The Datta veena, one could argue, might have been invented around this time, during one of his many research experiments in music. Unfortunately, there are no available preserved recordings of this instrument being played, but scholars like Ranade have written rave reviews on the instrument’s musical quality.

There are, however, recordings of Parvatikar playing other instruments, including the Rudra veena. French musicologist and Indologist Alain Daniélou, who toured India from 1932-60, recorded many of Parvatikar’s performances. These recordings are now preserved as part of the Unesco Collection of Traditional Music of the World. In 1997, as a tribute to Daniélou, Unesco reissued them in an album titled A Musical Anthology Of The Orient. These are probably the only surviving recordings of Parvatikar’s work.

The musician, who died in 1990, spent his last days in Pune.
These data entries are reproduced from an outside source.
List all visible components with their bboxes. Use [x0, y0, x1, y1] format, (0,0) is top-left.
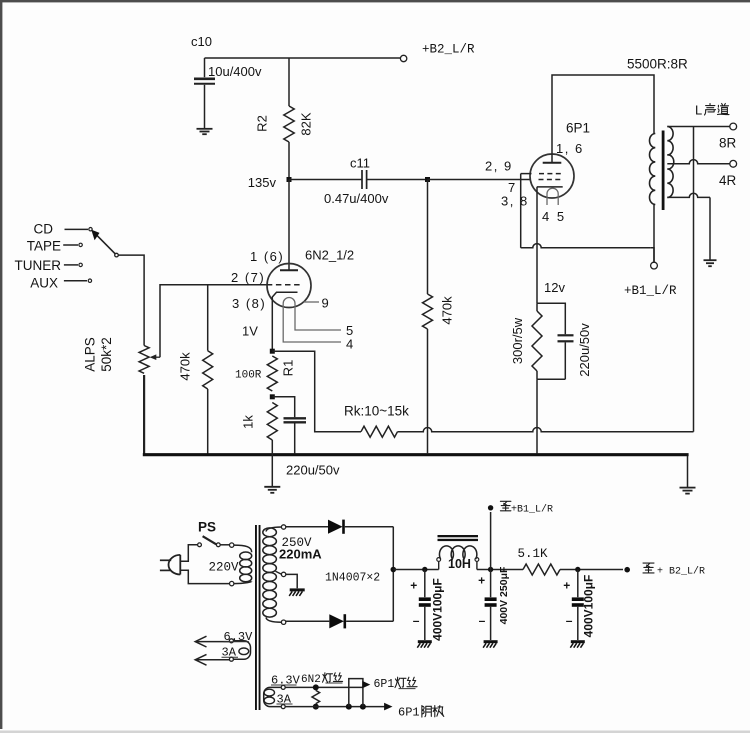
- svg-text:6P1: 6P1: [566, 121, 590, 136]
- 6N2 filament zigzag: [312, 690, 320, 703]
- 6N2 grid dashes: [267, 284, 303, 286]
- svg-text:135v: 135v: [248, 175, 277, 190]
- wire filament top: [285, 686, 363, 688]
- tube 6P1 envelope: [530, 154, 574, 198]
- wire 6P1 screen to B1: [520, 174, 522, 248]
- label deng-si glyphs 6P1: [395, 677, 406, 687]
- svg-text:8R: 8R: [719, 136, 737, 151]
- label zhi glyph B2: [643, 563, 654, 573]
- svg-text:220u/50v: 220u/50v: [577, 323, 592, 377]
- wire D2 to junction: [392, 570, 394, 622]
- label deng-si glyphs 6N2: [323, 673, 333, 682]
- PSU HV terminals: [281, 525, 285, 529]
- wire 6N2 pin5: [295, 308, 341, 330]
- resistor 470k input: [207, 285, 209, 351]
- node 6N2 cathode: [270, 349, 275, 354]
- svg-text:PS: PS: [198, 520, 216, 535]
- svg-text:CD: CD: [34, 222, 54, 237]
- border top: [0, 0, 750, 2]
- label sheng-dao glyphs (L channel): [705, 104, 716, 116]
- capacitor 400V100uF first: [424, 570, 426, 598]
- wire bus to right ground: [687, 456, 689, 487]
- svg-text:50k*2: 50k*2: [99, 337, 114, 372]
- svg-text:470k: 470k: [178, 352, 193, 381]
- wire to 6P1 grid: [428, 179, 531, 181]
- capacitor c10: [204, 58, 206, 77]
- resistor 300r/5w with bypass cap: [537, 303, 565, 334]
- resistor Rk: [361, 426, 398, 437]
- 6N2 plate bar: [280, 269, 298, 271]
- wire 135v to c11: [289, 179, 362, 181]
- 6P1 screen stub: [521, 173, 532, 175]
- resistor 5.1K: [523, 564, 560, 575]
- PSU HV center tap tick: [276, 571, 282, 574]
- power switch PS: [198, 543, 202, 547]
- svg-text:6P1: 6P1: [374, 678, 395, 691]
- ground HV center tap: [290, 588, 305, 591]
- contact TUNER: [64, 264, 78, 266]
- terminal +B1_L/R: [651, 262, 658, 269]
- wire c11 to grid node: [367, 179, 428, 181]
- svg-text:TUNER: TUNER: [15, 258, 62, 273]
- potentiometer ALPS 50k*2: [139, 346, 149, 374]
- wire feedback riser: [693, 127, 695, 432]
- wire 6P1 cathode down: [536, 187, 538, 303]
- node cap1: [422, 567, 427, 572]
- wire center tap to ground: [286, 574, 297, 588]
- svg-text:6N2: 6N2: [301, 674, 321, 686]
- AC plug: [169, 555, 181, 575]
- svg-text:+: +: [563, 579, 570, 593]
- wire 300r to bus: [536, 379, 538, 453]
- wire 6N2 pin4: [283, 308, 341, 342]
- svg-text:5500R:8R: 5500R:8R: [627, 57, 688, 72]
- OPT primary winding: [649, 134, 655, 205]
- svg-text:6N2_1/2: 6N2_1/2: [305, 248, 354, 263]
- node filament bottom left: [313, 704, 319, 710]
- wire cathode to Rk: [272, 351, 361, 432]
- svg-text:0.47u/400v: 0.47u/400v: [324, 191, 389, 206]
- node filament bottom mid: [346, 704, 352, 710]
- 6P1 filament pickoff: [349, 679, 363, 707]
- svg-text:470k: 470k: [440, 296, 455, 325]
- 6N2 cathode: [272, 292, 297, 351]
- winding 6.3V lower: [281, 685, 285, 689]
- 6P1 cathode: [537, 186, 563, 188]
- ground c10: [197, 128, 213, 130]
- 6N2 heater: [283, 298, 295, 308]
- 6P1 plate bar: [543, 162, 562, 164]
- wire junction to cap1: [393, 569, 438, 571]
- OPT core: [662, 131, 665, 211]
- wire riser to B1 terminal: [490, 512, 492, 570]
- svg-text:+: +: [410, 579, 417, 593]
- svg-text:+ B2_L/R: + B2_L/R: [657, 566, 705, 578]
- node B1 takeoff: [488, 567, 493, 572]
- wire D1 to junction: [392, 527, 394, 570]
- wire +B2 top rail: [205, 57, 402, 59]
- border left: [0, 0, 2, 729]
- terminal 8R: [730, 123, 737, 130]
- svg-text:c10: c10: [191, 34, 212, 49]
- choke 10H: [438, 561, 440, 569]
- svg-text:Rk:10~15k: Rk:10~15k: [344, 404, 409, 419]
- wire Rk to feedback with hops: [398, 428, 694, 432]
- capacitor c11: [361, 170, 363, 189]
- OPT secondary winding: [667, 127, 673, 198]
- svg-text:1, 6: 1, 6: [556, 141, 584, 156]
- svg-text:10H: 10H: [448, 557, 471, 571]
- node cap3: [575, 567, 580, 572]
- wire R2 top: [288, 58, 290, 106]
- capacitor 400V100uF second: [577, 570, 579, 598]
- svg-text:+: +: [478, 574, 485, 588]
- resistor 470k grid: [427, 180, 429, 295]
- svg-text:100R: 100R: [235, 370, 262, 382]
- svg-text:L: L: [695, 103, 702, 118]
- svg-text:R1: R1: [281, 360, 296, 377]
- svg-text:12v: 12v: [544, 280, 565, 295]
- svg-text:R2: R2: [255, 115, 270, 132]
- diode D1: [286, 526, 328, 528]
- svg-text:ALPS: ALPS: [83, 337, 98, 372]
- svg-text:220V: 220V: [209, 561, 240, 575]
- tube 6N2 envelope: [267, 264, 311, 308]
- 6P1 grid dashes: [539, 179, 563, 181]
- svg-text:400V100μF: 400V100μF: [582, 575, 596, 638]
- svg-text:82K: 82K: [299, 112, 314, 135]
- svg-text:+B2_L/R: +B2_L/R: [422, 43, 475, 57]
- node R1/1k junction: [270, 394, 275, 399]
- svg-text:9: 9: [322, 296, 329, 311]
- winding 6.3V upper: [229, 639, 233, 643]
- resistor R1 100R: [267, 356, 277, 391]
- svg-text:220mA: 220mA: [279, 547, 322, 562]
- terminal +B2_L/R: [400, 55, 406, 61]
- capacitor 220u/50v bypass: [272, 397, 294, 418]
- wire 6N2 plate: [288, 180, 290, 271]
- svg-text:1N4007×2: 1N4007×2: [325, 572, 380, 585]
- resistor R2: [284, 106, 294, 142]
- wire 5.1K to B2: [560, 569, 623, 571]
- PSU HV secondary winding: [266, 527, 281, 532]
- svg-text:4: 4: [346, 337, 353, 352]
- svg-text:c11: c11: [350, 156, 370, 171]
- svg-text:5.1K: 5.1K: [518, 547, 549, 561]
- ground OPT secondary: [704, 259, 717, 261]
- svg-text:–: –: [413, 614, 420, 628]
- svg-text:3, 8: 3, 8: [501, 194, 529, 209]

Last year, his birth centenary passed unnoticed. All we have of his legacy now, are a few scattered images and the lone Datta veena locked up in a museum. This particular instrument, which belonged to the late president, was donated to the Akademi later. In the modern history of Indian classical music, Parvatikar’s research in music therapy and allied areas (yoga, for instance) is underrated. According to Ranade, Parvatikar believed music and yoga can heal. No other modern-day Indian classical musician has been a wandering mystic, spreading classical musical awareness as a service.